CPF : conditions de financement des bilans de compétences, du permis de conduire et des formations menant à une certification du répertoire spécifique – Centre Inffo

Les récentes mesures réglementaires adoptées en février 2026 modifient significativement les conditions d’éligibilité et les plafonds de prise en charge des formations financées via le Compte Personnel de Formation (CPF). Deux décrets, n° 2026-126 et n° 2026-127, précisent notamment quelles actions peuvent être financées, à quelles conditions et jusqu’à quel montant. Ces ajustements visent à contrôler les dépenses liées au CPF tout en recentrant certaines formations sur des publics spécifiques ou des financements complémentaires.

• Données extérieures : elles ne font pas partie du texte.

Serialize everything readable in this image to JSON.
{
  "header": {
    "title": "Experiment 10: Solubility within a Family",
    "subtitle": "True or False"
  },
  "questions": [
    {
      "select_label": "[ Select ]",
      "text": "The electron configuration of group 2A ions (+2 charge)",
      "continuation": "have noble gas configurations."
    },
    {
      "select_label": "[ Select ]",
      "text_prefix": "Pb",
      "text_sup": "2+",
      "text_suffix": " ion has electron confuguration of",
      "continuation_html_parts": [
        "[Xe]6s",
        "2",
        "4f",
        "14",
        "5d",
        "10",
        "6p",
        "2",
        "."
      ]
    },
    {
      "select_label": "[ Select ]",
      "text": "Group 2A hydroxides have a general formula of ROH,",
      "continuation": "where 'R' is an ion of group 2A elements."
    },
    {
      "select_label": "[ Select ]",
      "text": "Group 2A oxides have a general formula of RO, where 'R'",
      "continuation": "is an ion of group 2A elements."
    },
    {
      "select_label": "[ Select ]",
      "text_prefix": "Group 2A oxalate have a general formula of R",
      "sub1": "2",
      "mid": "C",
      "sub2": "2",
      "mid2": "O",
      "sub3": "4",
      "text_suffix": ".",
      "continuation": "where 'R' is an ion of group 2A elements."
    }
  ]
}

Ainsi, la loi de finances pour 2026 a limité le financement par le CPF pour les formations visant une certification ou une habilitation enregistrée dans le répertoire spécifique, à l’exception de celles qui conduisent à la certification du socle de connaissances et de compétences professionnelles. En pratique, cela concerne notamment les formations permettant d’obtenir une certification ou une habilitation, ainsi que certains bilans de compétences et permis de conduire des véhicules légers. La préparation à ces permis, auparavant accessible à un plus large public, est désormais réservée aux demandeurs d’emploi ou à ceux bénéficiant d’un cofinancement, avec un montant minimum de participation fixé à 100 euros.

Les nouvelles règles renforcent la sélection des bénéficiaires et plafonnent les montants mobilisables, limitant ainsi la dépense publique tout en encourageant le cofinancement privé et employeur.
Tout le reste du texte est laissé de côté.